Je connais ma présentation sur le bout des doigts. Il me suffit de la réciter, et d'être le plus naturel possible.
« - Je m’appelle Mila Alba, j’ai 21 ans et je viens d'obtenir mon diplôme de secrétariat administratif. Je suis particulièrement à l'aise avec les outils informatiques et la gestion des tâches administratives. Mes principales qualités sont l'empathie et la diplomatie. J’ai également pour centre d'intérêt, tout ce qui touche aux Pokémon. De ce fait, travailler au sein de la Baston SARL serait pour moi une opportunité d'allier mes compétences et mes centres d'intérêt. Je suis particulièrement enthousiaste à l'idée de rejoindre votre équipe et de contribuer au succès de votre structure. De plus,…»
***
Depuis vingt bonnes minutes, je réponds aux différentes questions de M.White. Ce sont des questions qui ne me surprennent pas le moins du monde.
Quel est votre plus grand défaut ?
Pourquoi devrais-je vous choisir vous plutôt qu’un autre candidat ?
Que pourriez-vous apporter à l’entreprise ?
Quelles sont vos prétentions salariales ?
Etc…
Tout se passe bien pour l’instant, et je suis confiante. Mon unique crainte, est qu’il comprenne que j’ai tout appris par cœur, et que rien n’est spontané.
« - Vous avez un Pokémon ? Me demande-t-il soudainement.
- Par.. Pardon ? »
Cette confiance que je pense avoir depuis le début de cet entretien s’effrite quelque peu.
Pourquoi me pose -t-il cette question ?
J’ai passé l’offre d’emploi au peigne fin. La possession d’un Pokémon ne fait pas partie des critères de recrutement pour ce poste.
« - Je vous demande ça car, comme vous le savez, les combats Pokémon sont une partie très importante de notre culture d’entreprise.
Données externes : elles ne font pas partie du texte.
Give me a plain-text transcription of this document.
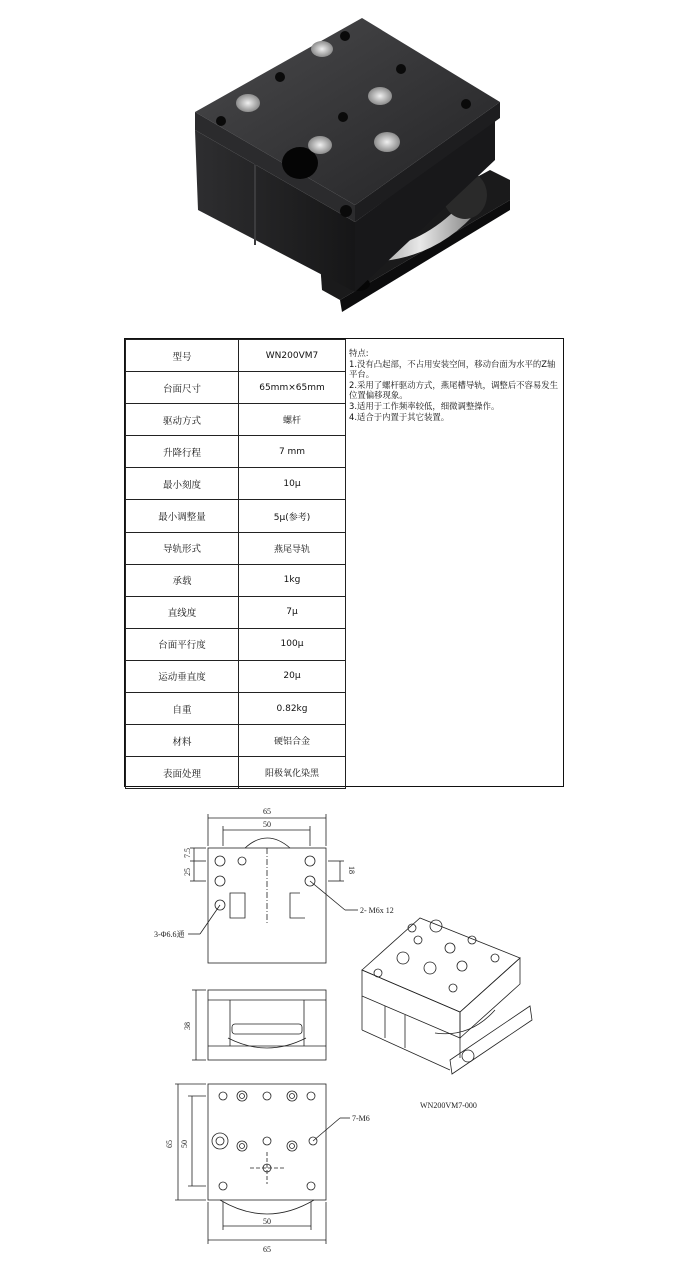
型号	WN200VM7
台面尺寸	65mm×65mm
驱动方式	螺杆
升降行程	7 mm
最小刻度	10μ
最小调整量	5μ(参考)
导轨形式	燕尾导轨
承载	1kg
直线度	7μ
台面平行度	100μ
运动垂直度	20μ
自重	0.82kg
材料	硬铝合金
表面处理	阳极氧化染黑
特点:
1.没有凸起部，不占用安装空间，移动台面为水平的Z轴平台。
2.采用了螺杆驱动方式，燕尾槽导轨，调整后不容易发生位置偏移现象。
3.适用于工作频率较低，细微调整操作。
4.适合于内置于其它装置。
65
50
7.5
25	18
2- M6x 12
3-Φ6.6通
38
65 50
50
65
7-M6
WN200VM7-000
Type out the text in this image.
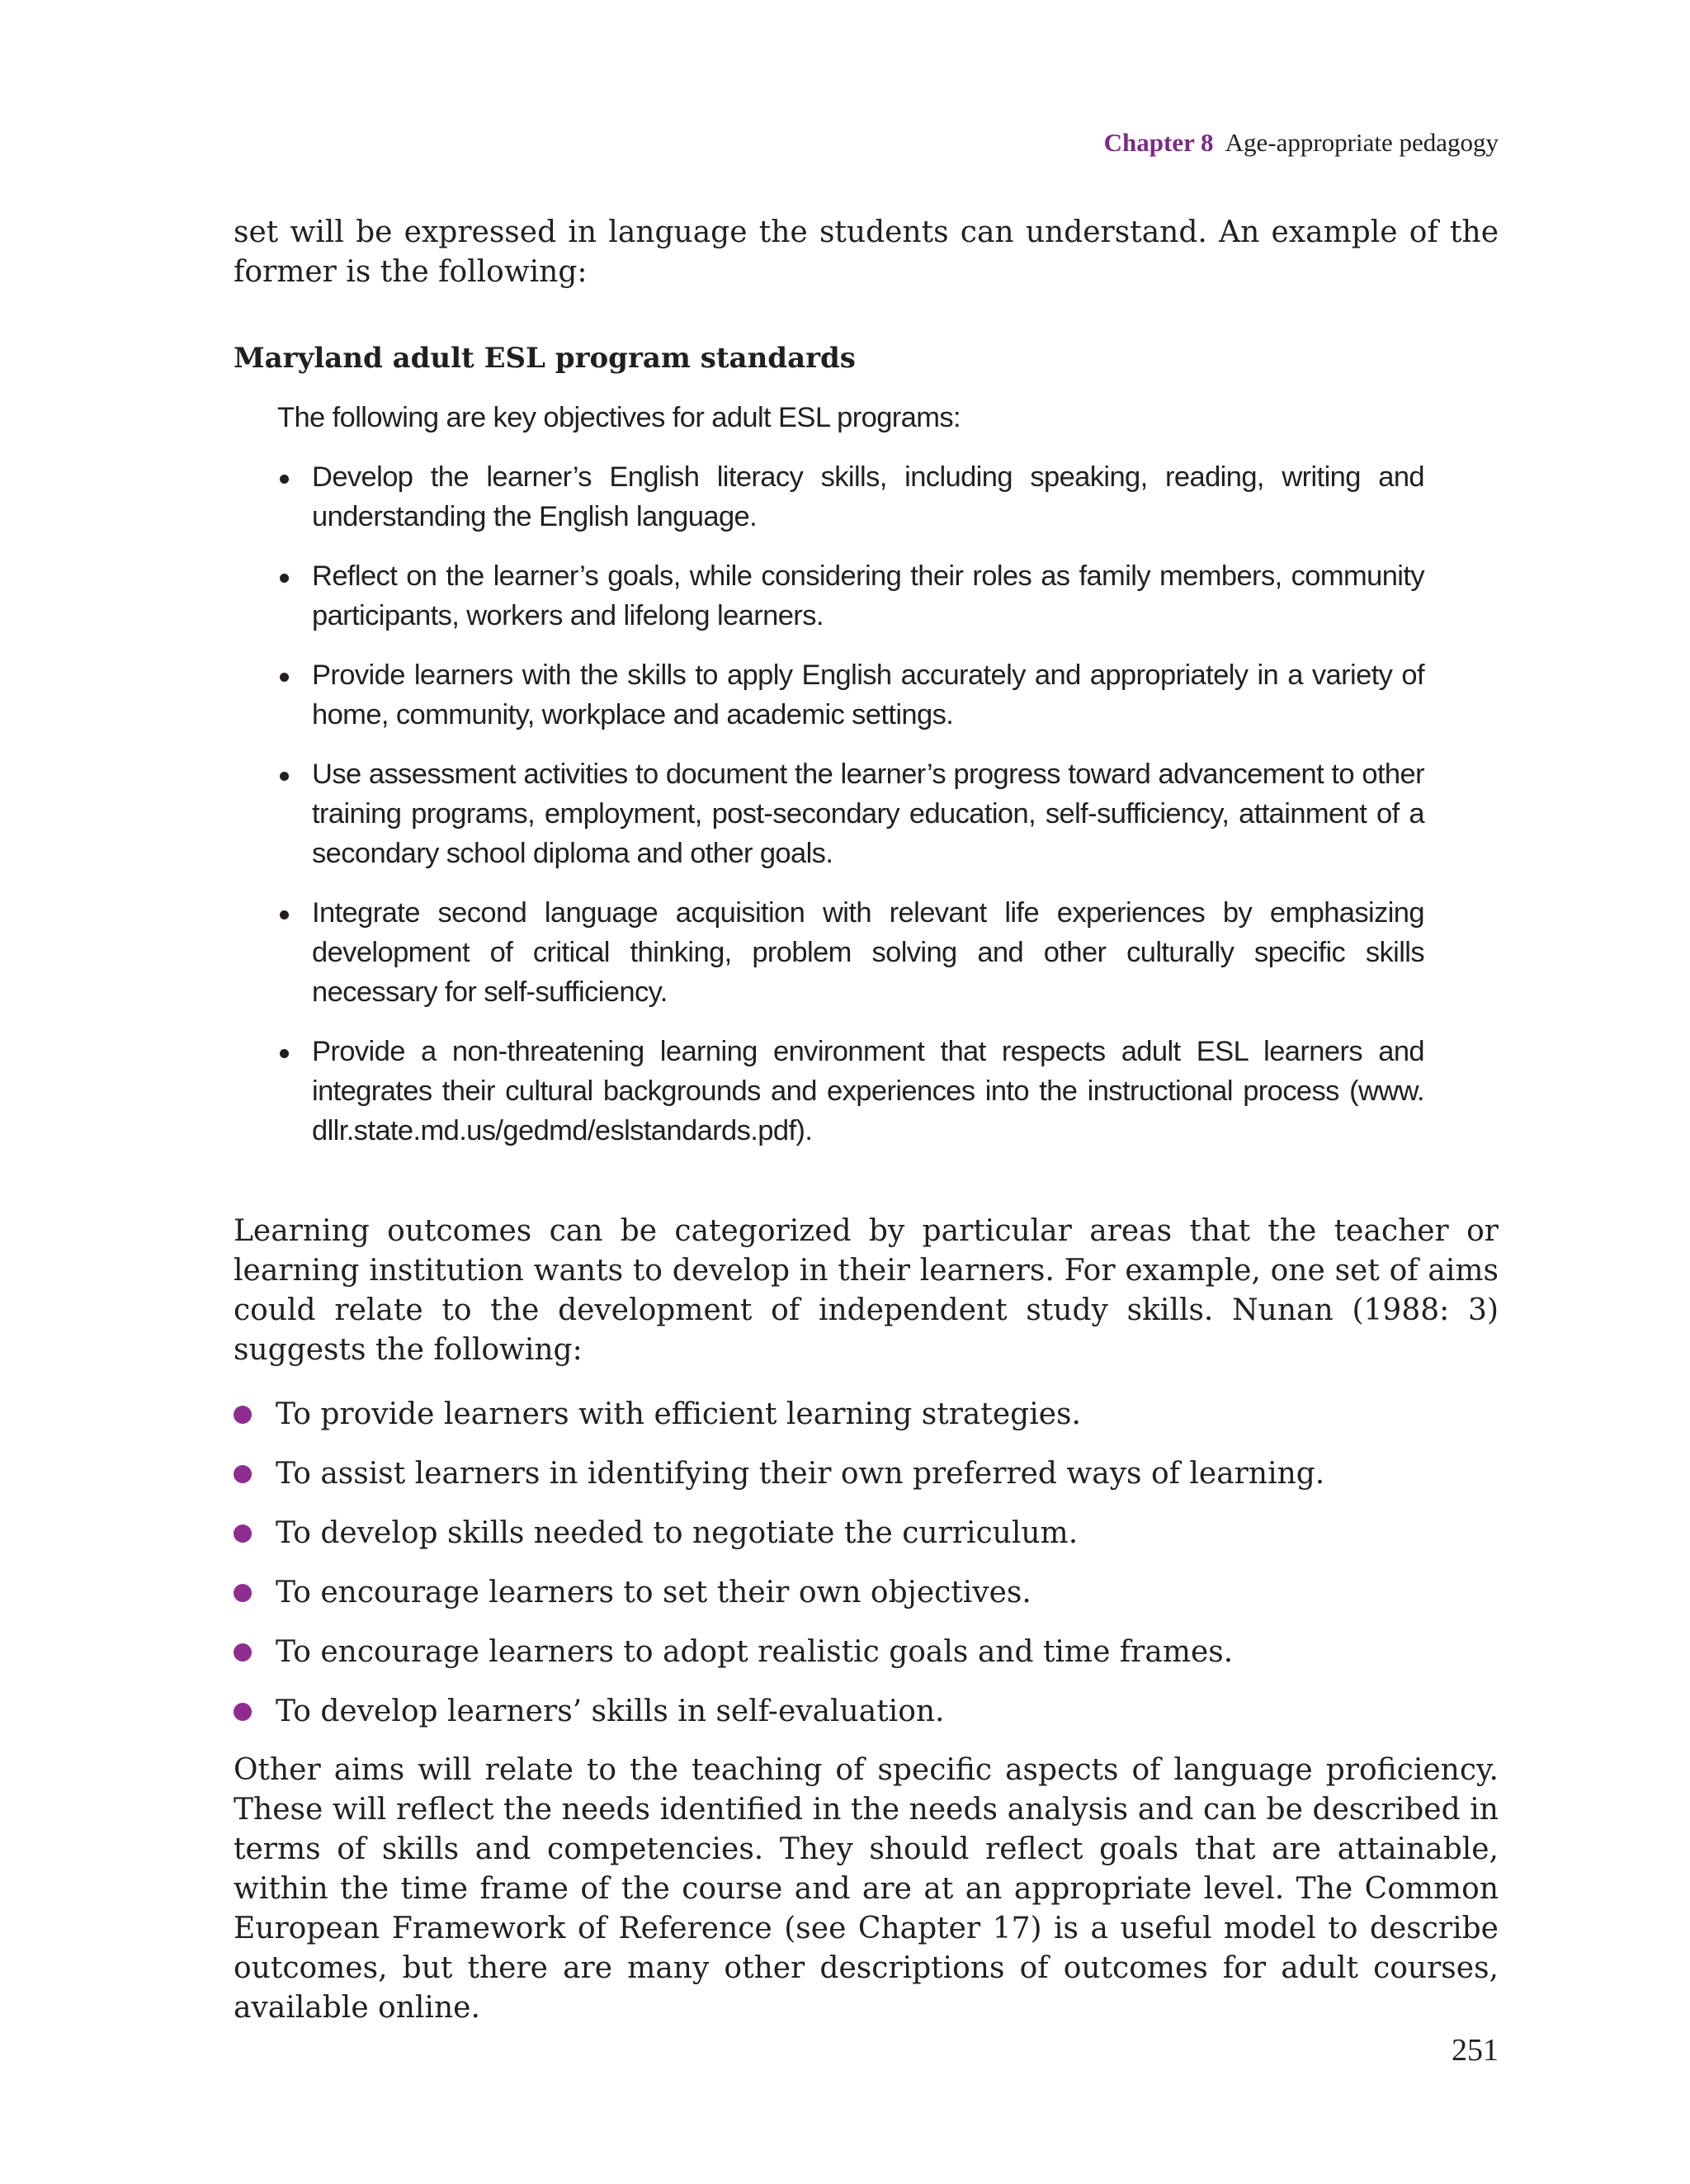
Chapter 8 Age-appropriate pedagogy

set will be expressed in language the students can understand. An example of the former is the following:

Maryland adult ESL program standards

The following are key objectives for adult ESL programs:

Develop the learner’s English literacy skills, including speaking, reading, writing and understanding the English language.
Reflect on the learner’s goals, while considering their roles as family members, community participants, workers and lifelong learners.
Provide learners with the skills to apply English accurately and appropriately in a variety of home, community, workplace and academic settings.
Use assessment activities to document the learner’s progress toward advancement to other training programs, employment, post-secondary education, self-sufficiency, attainment of a secondary school diploma and other goals.
Integrate second language acquisition with relevant life experiences by emphasizing development of critical thinking, problem solving and other culturally specific skills necessary for self-sufficiency.
Provide a non-threatening learning environment that respects adult ESL learners and integrates their cultural backgrounds and experiences into the instructional process (www. dllr.state.md.us/gedmd/eslstandards.pdf).

Learning outcomes can be categorized by particular areas that the teacher or learning institution wants to develop in their learners. For example, one set of aims could relate to the development of independent study skills. Nunan (1988: 3) suggests the following:

To provide learners with efficient learning strategies.
To assist learners in identifying their own preferred ways of learning.
To develop skills needed to negotiate the curriculum.
To encourage learners to set their own objectives.
To encourage learners to adopt realistic goals and time frames.
To develop learners’ skills in self-evaluation.

Other aims will relate to the teaching of specific aspects of language proficiency. These will reflect the needs identified in the needs analysis and can be described in terms of skills and competencies. They should reflect goals that are attainable, within the time frame of the course and are at an appropriate level. The Common European Framework of Reference (see Chapter 17) is a useful model to describe outcomes, but there are many other descriptions of outcomes for adult courses, available online.

251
Et je vois sur votre CV que vous avez fait une année à l’académie Orange à Paldea.
- Je pensais que ce poste ne nécessitait pas de faire des combats.
- Oui évidemment, mais… »
Il semble chercher ses mots.
« - Vous savez, dans de très rares cas, si les autres employés ne sont pas disponibles ou que leurs Pokémon sont KO, il est possible qu’on vous demande de faire quelques combats, afin d’apporter soutien envers vos futurs collaborateurs. Et… Tente mon interlocuteur.
- Je vois, et bien…Oui, je possède un Pokémon, mais….
- Et vous savez vous battre ? Me coupe-t-il.
- Oui, j’ai appris les bases à l’académie, mais…
- Quel est ce Pokémon que vous possédez ? Me coupe-t-il encore une fois. »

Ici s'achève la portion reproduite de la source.